Tool calls go through MCP, not vendor-specific formats. Every major vendor now speaks MCP. Code that wraps vendor-specific tool-call JSON is code that has to be re-written when the model swaps. Code that calls through an MCP layer doesn't.

Prompts are templated, not hand-tuned. A prompt that has been hand-tuned to GPT-5.5's preferences is a prompt that quietly under-performs on Claude. Treat prompts as template + per-vendor adapter: the template is the intent and the structure; the adapter is the per-vendor phrasing the eval harness shows actually works.

Evals run on every model in your matrix, every release week. A regression on Codex when GPT-5.6 ships should be caught the same week, not the same quarter. That requires the eval harness to be runnable across vendors, with gold sets that are not specific to any one model's output style, and a continuous-eval cadence that is on a calendar instead of being a manual exercise after a release.

Cost-tracking is per-vendor at the workload level, not per-call. A workload that costs 30% less on Gemini 3.5 Flash for the same eval score is a workload that should run on Gemini 3.5 Flash. That decision is visible only if your cost-tracking groups calls by workload and reports cost-per-successful-task by vendor — not the per-call dashboard most teams currently rely on.
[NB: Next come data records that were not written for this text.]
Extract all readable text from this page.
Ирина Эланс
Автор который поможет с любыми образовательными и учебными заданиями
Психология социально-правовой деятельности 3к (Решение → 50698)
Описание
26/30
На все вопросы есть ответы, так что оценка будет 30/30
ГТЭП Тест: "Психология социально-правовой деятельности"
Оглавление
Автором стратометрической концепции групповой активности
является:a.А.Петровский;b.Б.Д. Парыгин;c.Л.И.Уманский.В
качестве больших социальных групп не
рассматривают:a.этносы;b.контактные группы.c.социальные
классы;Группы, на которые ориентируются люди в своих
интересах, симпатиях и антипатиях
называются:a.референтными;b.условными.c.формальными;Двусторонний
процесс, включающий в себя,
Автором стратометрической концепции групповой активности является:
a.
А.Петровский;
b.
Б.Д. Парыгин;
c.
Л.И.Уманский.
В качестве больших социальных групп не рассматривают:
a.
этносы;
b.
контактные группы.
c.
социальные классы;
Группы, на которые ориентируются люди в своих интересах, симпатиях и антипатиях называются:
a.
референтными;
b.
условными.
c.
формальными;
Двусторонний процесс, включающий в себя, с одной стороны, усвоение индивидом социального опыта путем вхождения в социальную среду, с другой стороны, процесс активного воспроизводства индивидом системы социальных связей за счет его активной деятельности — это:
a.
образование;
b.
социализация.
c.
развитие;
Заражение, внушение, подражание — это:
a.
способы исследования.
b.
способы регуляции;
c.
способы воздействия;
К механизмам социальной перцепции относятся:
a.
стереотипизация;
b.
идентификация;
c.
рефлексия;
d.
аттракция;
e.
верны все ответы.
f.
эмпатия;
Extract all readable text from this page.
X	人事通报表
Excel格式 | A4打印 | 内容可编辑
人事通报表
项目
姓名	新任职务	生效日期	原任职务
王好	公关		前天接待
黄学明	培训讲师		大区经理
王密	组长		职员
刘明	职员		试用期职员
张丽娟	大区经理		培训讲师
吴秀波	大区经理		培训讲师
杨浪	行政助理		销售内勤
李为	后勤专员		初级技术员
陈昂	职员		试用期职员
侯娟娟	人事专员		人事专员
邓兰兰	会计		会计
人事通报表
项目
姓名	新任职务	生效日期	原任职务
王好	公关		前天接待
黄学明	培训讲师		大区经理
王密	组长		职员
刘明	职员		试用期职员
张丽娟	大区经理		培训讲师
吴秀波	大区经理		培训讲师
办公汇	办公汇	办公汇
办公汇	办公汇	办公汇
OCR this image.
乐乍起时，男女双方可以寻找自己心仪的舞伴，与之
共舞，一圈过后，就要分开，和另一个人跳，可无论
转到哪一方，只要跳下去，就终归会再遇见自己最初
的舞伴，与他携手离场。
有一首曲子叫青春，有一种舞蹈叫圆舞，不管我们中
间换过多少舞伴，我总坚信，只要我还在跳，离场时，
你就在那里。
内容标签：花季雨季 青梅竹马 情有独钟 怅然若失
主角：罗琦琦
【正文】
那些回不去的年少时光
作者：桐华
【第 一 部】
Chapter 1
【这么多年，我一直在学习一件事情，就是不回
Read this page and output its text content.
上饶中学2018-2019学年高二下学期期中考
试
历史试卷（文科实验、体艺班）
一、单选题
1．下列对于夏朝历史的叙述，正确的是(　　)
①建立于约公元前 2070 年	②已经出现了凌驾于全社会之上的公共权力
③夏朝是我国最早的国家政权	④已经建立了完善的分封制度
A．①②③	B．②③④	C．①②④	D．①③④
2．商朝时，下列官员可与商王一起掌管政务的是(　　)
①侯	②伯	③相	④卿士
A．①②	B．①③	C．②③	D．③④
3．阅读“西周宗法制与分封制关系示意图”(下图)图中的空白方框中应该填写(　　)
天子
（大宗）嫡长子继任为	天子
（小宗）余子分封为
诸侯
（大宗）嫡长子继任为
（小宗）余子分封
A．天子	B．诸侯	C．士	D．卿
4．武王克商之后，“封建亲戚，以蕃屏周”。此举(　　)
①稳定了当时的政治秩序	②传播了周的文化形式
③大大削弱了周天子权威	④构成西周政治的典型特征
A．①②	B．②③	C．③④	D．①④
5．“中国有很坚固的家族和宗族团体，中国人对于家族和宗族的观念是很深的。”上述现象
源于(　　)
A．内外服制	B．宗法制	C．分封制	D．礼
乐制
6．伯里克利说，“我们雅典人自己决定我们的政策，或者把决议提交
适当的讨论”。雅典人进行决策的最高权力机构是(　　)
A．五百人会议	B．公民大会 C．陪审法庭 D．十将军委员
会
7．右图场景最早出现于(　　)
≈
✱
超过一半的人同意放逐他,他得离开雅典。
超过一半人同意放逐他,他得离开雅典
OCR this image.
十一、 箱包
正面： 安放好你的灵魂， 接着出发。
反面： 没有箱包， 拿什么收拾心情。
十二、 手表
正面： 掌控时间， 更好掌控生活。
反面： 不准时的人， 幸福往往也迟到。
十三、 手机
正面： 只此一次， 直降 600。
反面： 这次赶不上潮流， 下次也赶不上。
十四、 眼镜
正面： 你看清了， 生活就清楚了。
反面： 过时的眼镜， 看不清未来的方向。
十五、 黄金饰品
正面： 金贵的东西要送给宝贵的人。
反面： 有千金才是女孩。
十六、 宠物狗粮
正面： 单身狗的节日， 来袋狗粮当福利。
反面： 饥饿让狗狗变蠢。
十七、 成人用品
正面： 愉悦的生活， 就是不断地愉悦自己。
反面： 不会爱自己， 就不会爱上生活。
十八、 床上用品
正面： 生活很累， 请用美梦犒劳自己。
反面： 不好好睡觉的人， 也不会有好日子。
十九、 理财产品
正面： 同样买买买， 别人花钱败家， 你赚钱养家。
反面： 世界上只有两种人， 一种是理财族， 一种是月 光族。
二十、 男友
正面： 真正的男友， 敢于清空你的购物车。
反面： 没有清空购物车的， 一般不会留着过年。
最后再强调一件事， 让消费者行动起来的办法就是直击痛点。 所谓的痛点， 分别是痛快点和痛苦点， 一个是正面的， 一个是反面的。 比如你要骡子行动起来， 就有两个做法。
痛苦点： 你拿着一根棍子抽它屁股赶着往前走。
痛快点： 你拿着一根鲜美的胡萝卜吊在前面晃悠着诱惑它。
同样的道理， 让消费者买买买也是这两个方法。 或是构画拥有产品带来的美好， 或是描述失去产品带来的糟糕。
None of this is novel. All of it is the difference between a team that gets the next capability bump as a free win and a team that spends a quarter integrating it.

Where Sonnet Code fits

Three frontier-model vendors at roughly parity is the easy half of the story. The hard half is the engineering above the model that turns the multi-vendor environment from a risk into a leverage point — the MCP-native integration layer, the templated prompts with per-vendor adapters, the eval harness that runs across the matrix every release week, the cost-tracking that surfaces which workload belongs on which vendor. AI development at Sonnet Code is exactly that engineering: building the portability layer that lets your team adopt GPT-5.5's 400K + browser combo this month, Mythos when it ships, and the next Gemini bump after that, without rewriting the integration each time. AI training is the human-judgment half: senior engineers and domain experts who design the cross-vendor eval rubrics that make the comparison meaningful in your domain, calibrate gold sets that don't accidentally favor one vendor's output style, and run the adversarial review on the workloads where the right vendor is genuinely a question.

The frontier-model layer is now firmly multi-vendor. The portability layer above it is where the next year of leverage lives. That's the layer worth building deliberately.